前記スイゼンジノリ多糖体は、水溶液中で棒状(棒状らせん状)の構造をとると考えられている。それは、重量平均分子量が約16,000,000のスイゼンジノリ多糖体水溶液の濃度が、0.2%以上で液晶構造をとるためである。液晶構造を確認するためには、所定の濃度で水溶液を調製し、その溶液を直交偏光系で光をあてて観察する。このとき、直交偏光系で光をあてたときに明るく光り、虹色の輝きを確認したとき、液晶構造をとっていると言える。これは、液晶構造による複屈折カラーである。スイゼンジノリ多糖体ではこのように液晶構造が、0.2質量%以上の水溶液で発現するため、その分子は、棒状(棒状らせん状)であると言える。

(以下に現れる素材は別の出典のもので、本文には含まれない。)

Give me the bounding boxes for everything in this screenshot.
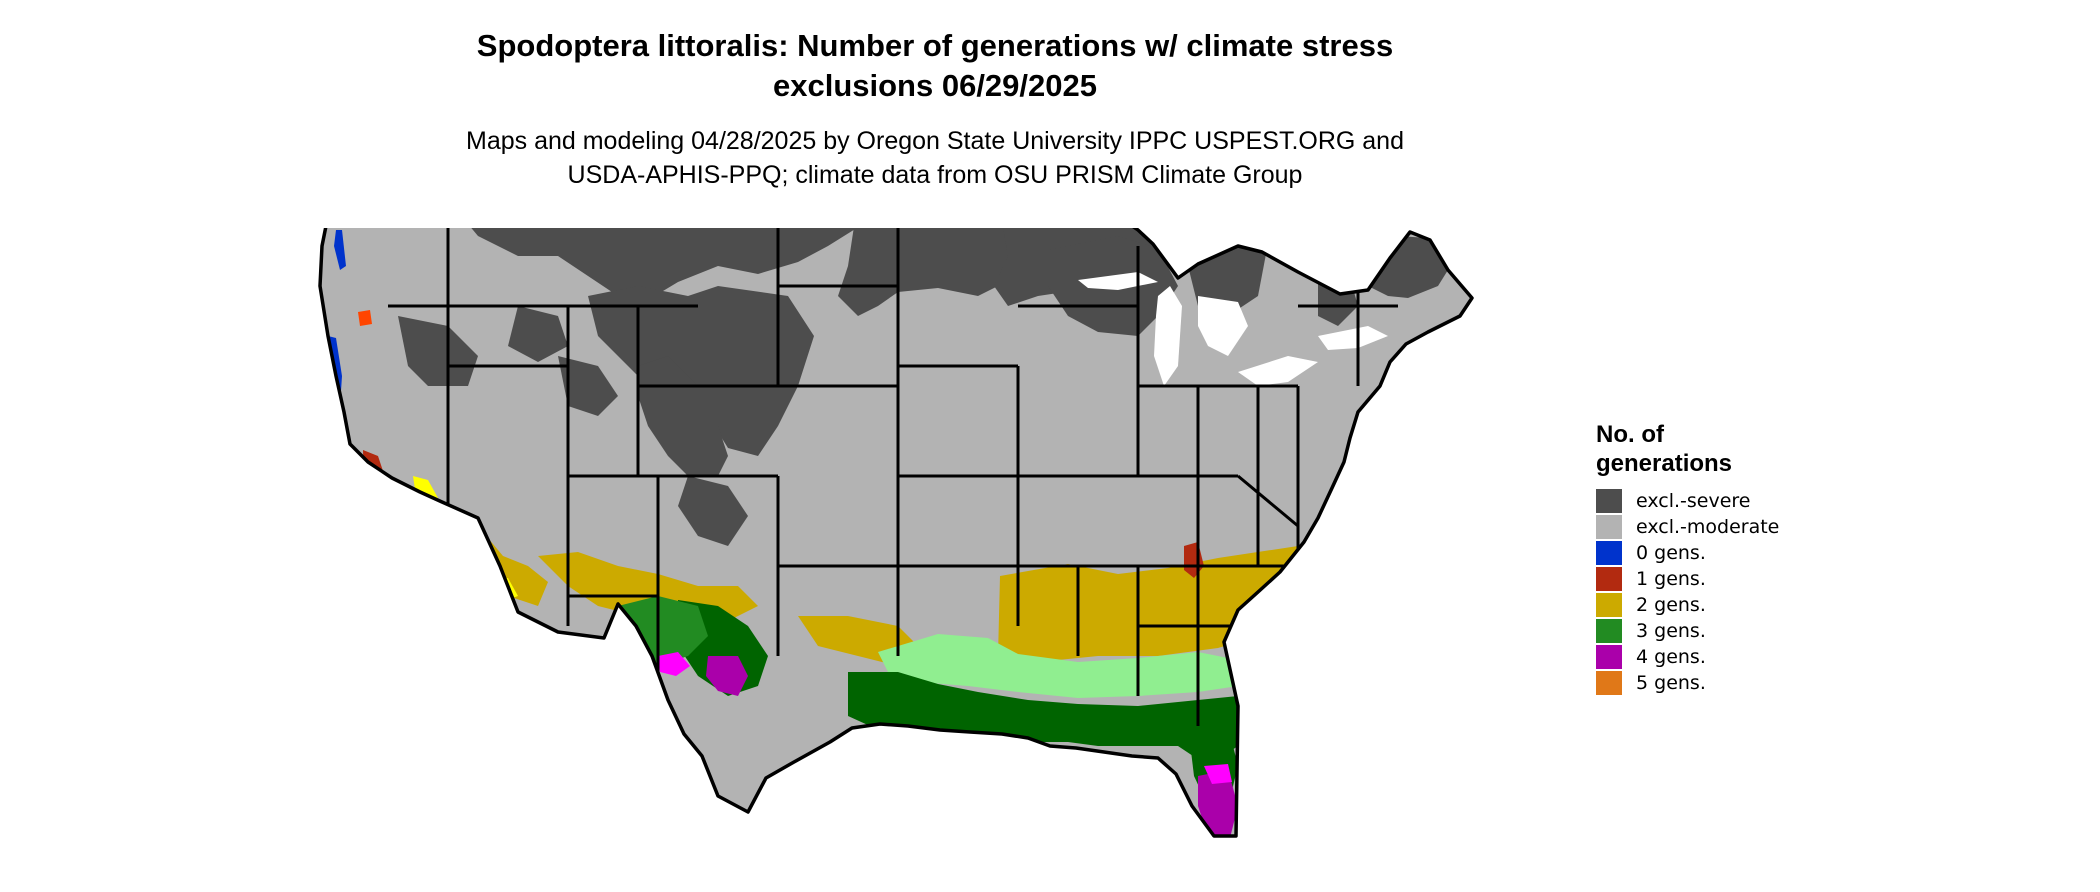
legend-title: No. of generations	[1596, 420, 1779, 478]
legend-label: 3 gens.	[1636, 620, 1706, 642]
legend: No. of generations excl.-severe excl.-mod…	[1596, 420, 1779, 696]
region-4-gens-bright	[658, 652, 690, 676]
legend-item: 2 gens.	[1596, 592, 1779, 618]
map-title-line2: exclusions 06/29/2025	[772, 68, 1097, 103]
great-lake	[1238, 356, 1318, 386]
legend-items: excl.-severe excl.-moderate 0 gens. 1 gens.…	[1596, 488, 1779, 696]
region-4-gens-bright	[1204, 764, 1232, 784]
us-outline	[318, 228, 1474, 838]
region-3-gens-light	[878, 634, 1238, 698]
map-fill-layers	[320, 228, 1472, 836]
region-5-gens	[358, 310, 372, 326]
legend-label: excl.-moderate	[1636, 516, 1780, 538]
legend-item: 1 gens.	[1596, 566, 1779, 592]
map-title: Spodoptera littoralis: Number of generat…	[300, 26, 1570, 106]
legend-swatch	[1596, 593, 1622, 617]
map-subtitle-line2: USDA-APHIS-PPQ; climate data from OSU PR…	[567, 161, 1303, 189]
region-excl-severe	[678, 476, 748, 546]
map-subtitle-line1: Maps and modeling 04/28/2025 by Oregon S…	[466, 127, 1404, 155]
legend-title-line1: No. of	[1596, 421, 1664, 448]
state-border	[1237, 474, 1299, 528]
legend-label: excl.-severe	[1636, 490, 1751, 512]
legend-item: 5 gens.	[1596, 670, 1779, 696]
legend-label: 5 gens.	[1636, 672, 1706, 694]
legend-swatch	[1596, 489, 1622, 513]
legend-item: excl.-severe	[1596, 488, 1779, 514]
map-header: Spodoptera littoralis: Number of generat…	[300, 26, 1570, 192]
legend-swatch	[1596, 515, 1622, 539]
legend-label: 0 gens.	[1636, 542, 1706, 564]
region-3-gens-dark	[848, 672, 1238, 766]
us-generations-map	[318, 228, 1474, 838]
region-4-gens	[898, 756, 978, 836]
great-lake	[1318, 326, 1388, 350]
map-title-line1: Spodoptera littoralis: Number of generat…	[476, 28, 1394, 63]
map-subtitle: Maps and modeling 04/28/2025 by Oregon S…	[300, 124, 1570, 192]
region-excl-severe	[448, 228, 860, 306]
region-excl-severe	[508, 306, 568, 362]
legend-item: 0 gens.	[1596, 540, 1779, 566]
region-excl-severe	[558, 356, 618, 416]
legend-swatch	[1596, 567, 1622, 591]
legend-swatch	[1596, 541, 1622, 565]
great-lake	[1154, 286, 1182, 386]
legend-item: 3 gens.	[1596, 618, 1779, 644]
great-lake	[1198, 296, 1248, 356]
legend-swatch	[1596, 645, 1622, 669]
region-4-gens-bright	[910, 750, 974, 782]
legend-item: 4 gens.	[1596, 644, 1779, 670]
region-4-gens	[706, 656, 748, 696]
legend-swatch	[1596, 619, 1622, 643]
region-0-gens	[334, 230, 346, 270]
region-excl-severe	[398, 316, 478, 386]
legend-label: 2 gens.	[1636, 594, 1706, 616]
legend-item: excl.-moderate	[1596, 514, 1779, 540]
legend-label: 4 gens.	[1636, 646, 1706, 668]
legend-swatch	[1596, 671, 1622, 695]
legend-title-line2: generations	[1596, 450, 1733, 477]
region-excl-severe	[588, 286, 814, 456]
legend-label: 1 gens.	[1636, 568, 1706, 590]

また、本発明における水性分散体組成物で用いる(b)顔料粉体としては従来公知のものが使用でき、その形状(球状、棒状、針状、板状、不定形状、鱗片状、紡錘状等)、粒子径(煙霧状、微粒子、顔料級等)および粒子構造(多孔質、無孔質等)を問わず、いずれのものも使用することができる。具体的には、無機粉体としては、例えば、酸化チタン、酸化ジルコニウム、酸化亜鉛、酸化セリウム、酸化マグネシウム、硫酸バリウム、硫酸カルシウム、硫酸マグネシウム、炭酸カルシウム、炭酸マグネシウム、タルク、マイカ、カオリン、セリサイト、白雲母、合成雲母、金雲母、紅雲母、黒雲母、リチア雲母、ケイ酸、無水ケイ酸、ケイ酸アルミニウム、ケイ酸マグネシウム、ケイ酸アルミニウムマグネシウム、ケイ酸カルシウム、ケイ酸バリウム、ケイ酸ストロンチウム、タングステン酸金属塩、ヒドロキシアパタイト、バーミキュライト、ハイジライト、ベントナイト、モンモリロナイト、ヘクトライト、ゼオライト、セラミックスパウダー、第二リン酸カルシウム、アルミナ、水酸化アルミニウム、窒化ホウ素、窒化ボロン、シリカ等が挙げられる。
有機粉体としては、例えば、ポリアミドパウダー、ポリエステルパウダー、ポリエチレンパウダー、ポリプロピレンパウダー、シリコーンレジンパウダー、シリコーンエラストマー粉体、ポリスチレンパウダー、ポリウレタンパウダー、ベンゾグアナミンパウダー、ポリメチルベンゾグアナミンパウダー、ポリテトラフルオロエチレンパウダー、ポリメチルメタクリレートパウダー、セルロース、シルクパウダー、ナイロンパウダー、12ナイロン、6ナイロン、アクリルパウダー、アクリルエラストマー、スチレン・アクリル酸共重合体、ジビニルベンゼン・スチレン共重合体、ビニル樹脂、尿素樹脂、フェノール樹脂、フッ素樹脂、ケイ素樹脂、アクリル樹脂、メラミン樹脂、エポキシ樹脂、ポリカーボネイト樹脂、微結晶繊維粉体、デンプン末、ラウロイルリジン等が挙げられる。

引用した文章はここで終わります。